U.S. District Court Judge Robert Chatigny, late Wednesday ruled that the lawsuit against the maker of Bushmaster rifles should be sent back to state court, where it was originally filed.
Shortly after the families brought suit in December 2014, Bushmaster filed to have the case moved to federal court, arguing that a federal law granted broad immunity to the gun industry.

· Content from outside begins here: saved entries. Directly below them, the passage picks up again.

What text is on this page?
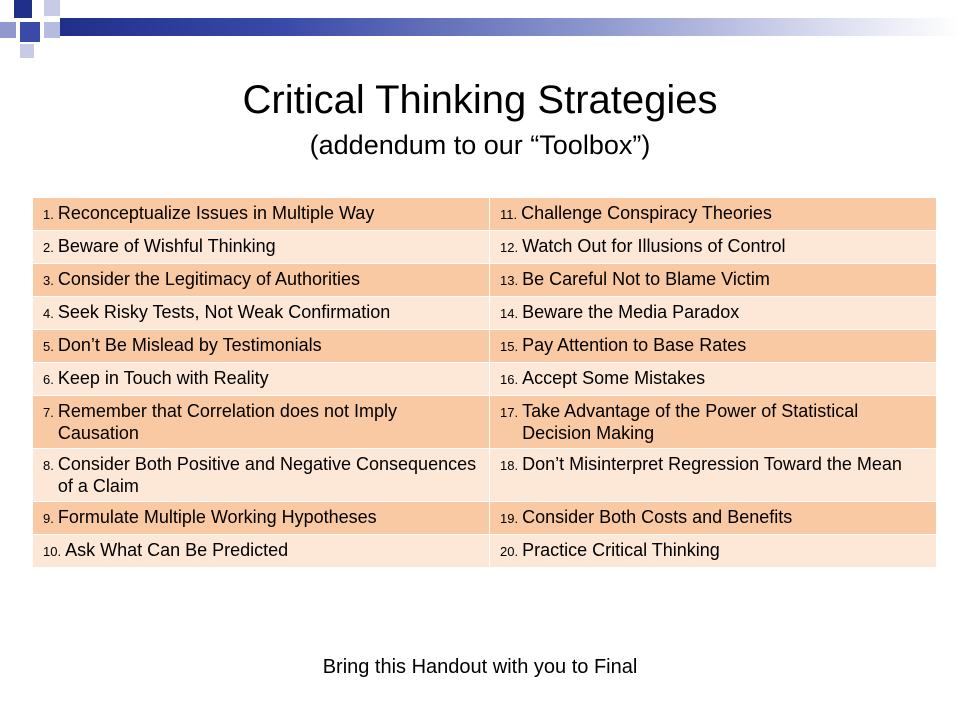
Critical Thinking Strategies
(addendum to our “Toolbox”)
1. Reconceptualize Issues in Multiple Way	11. Challenge Conspiracy Theories

2. Beware of Wishful Thinking	12. Watch Out for Illusions of Control

3. Consider the Legitimacy of Authorities	13. Be Careful Not to Blame Victim

4. Seek Risky Tests, Not Weak Confirmation	14. Beware the Media Paradox

5. Don’t Be Mislead by Testimonials	15. Pay Attention to Base Rates

6. Keep in Touch with Reality	16. Accept Some Mistakes

7. Remember that Correlation does not Imply Causation	17. Take Advantage of the Power of Statistical Decision Making

8. Consider Both Positive and Negative Consequences of a Claim	18. Don’t Misinterpret Regression Toward the Mean

9. Formulate Multiple Working Hypotheses	19. Consider Both Costs and Benefits

10. Ask What Can Be Predicted	20. Practice Critical Thinking
Bring this Handout with you to Final
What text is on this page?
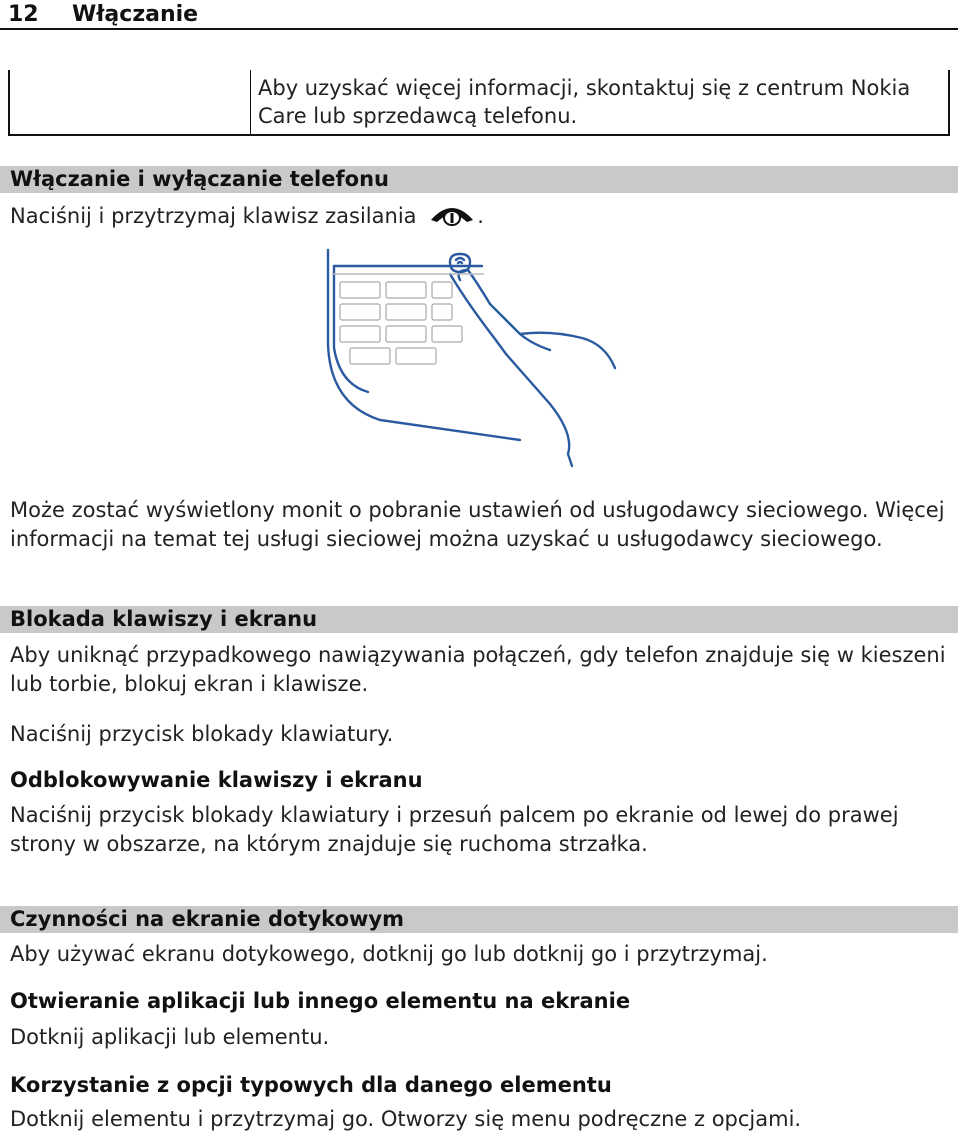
12 Włączanie
Aby uzyskać więcej informacji, skontaktuj się z centrum Nokia Care lub sprzedawcą telefonu.
Włączanie i wyłączanie telefonu
Naciśnij i przytrzymaj klawisz zasilania	.
Może zostać wyświetlony monit o pobranie ustawień od usługodawcy sieciowego. Więcej informacji na temat tej usługi sieciowej można uzyskać u usługodawcy sieciowego.
Blokada klawiszy i ekranu
Aby uniknąć przypadkowego nawiązywania połączeń, gdy telefon znajduje się w kieszeni lub torbie, blokuj ekran i klawisze.
Naciśnij przycisk blokady klawiatury.
Odblokowywanie klawiszy i ekranu
Naciśnij przycisk blokady klawiatury i przesuń palcem po ekranie od lewej do prawej strony w obszarze, na którym znajduje się ruchoma strzałka.
Czynności na ekranie dotykowym
Aby używać ekranu dotykowego, dotknij go lub dotknij go i przytrzymaj.
Otwieranie aplikacji lub innego elementu na ekranie
Dotknij aplikacji lub elementu.
Korzystanie z opcji typowych dla danego elementu
Dotknij elementu i przytrzymaj go. Otworzy się menu podręczne z opcjami.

Clearly the lawyers for the plaintiffs wanted this kept at the state level because unless something goes seriously off the rails this suit would fail at the federal level just the same as it will fail on appeal if they obtain a judgement in Connecticut. The 2005 Protection of Lawful Commerce in Arms Act provides the common sense protection which arms manufacturers require against such nuisance lawsuits. It codified what should have been the obvious principle that a manufacturer who sells a properly functioning product can not be held responsible for the actions of maniacs who use said item for something other than its intended purpose any more than you could hold a brick maker liable if someone hits you in the head with one.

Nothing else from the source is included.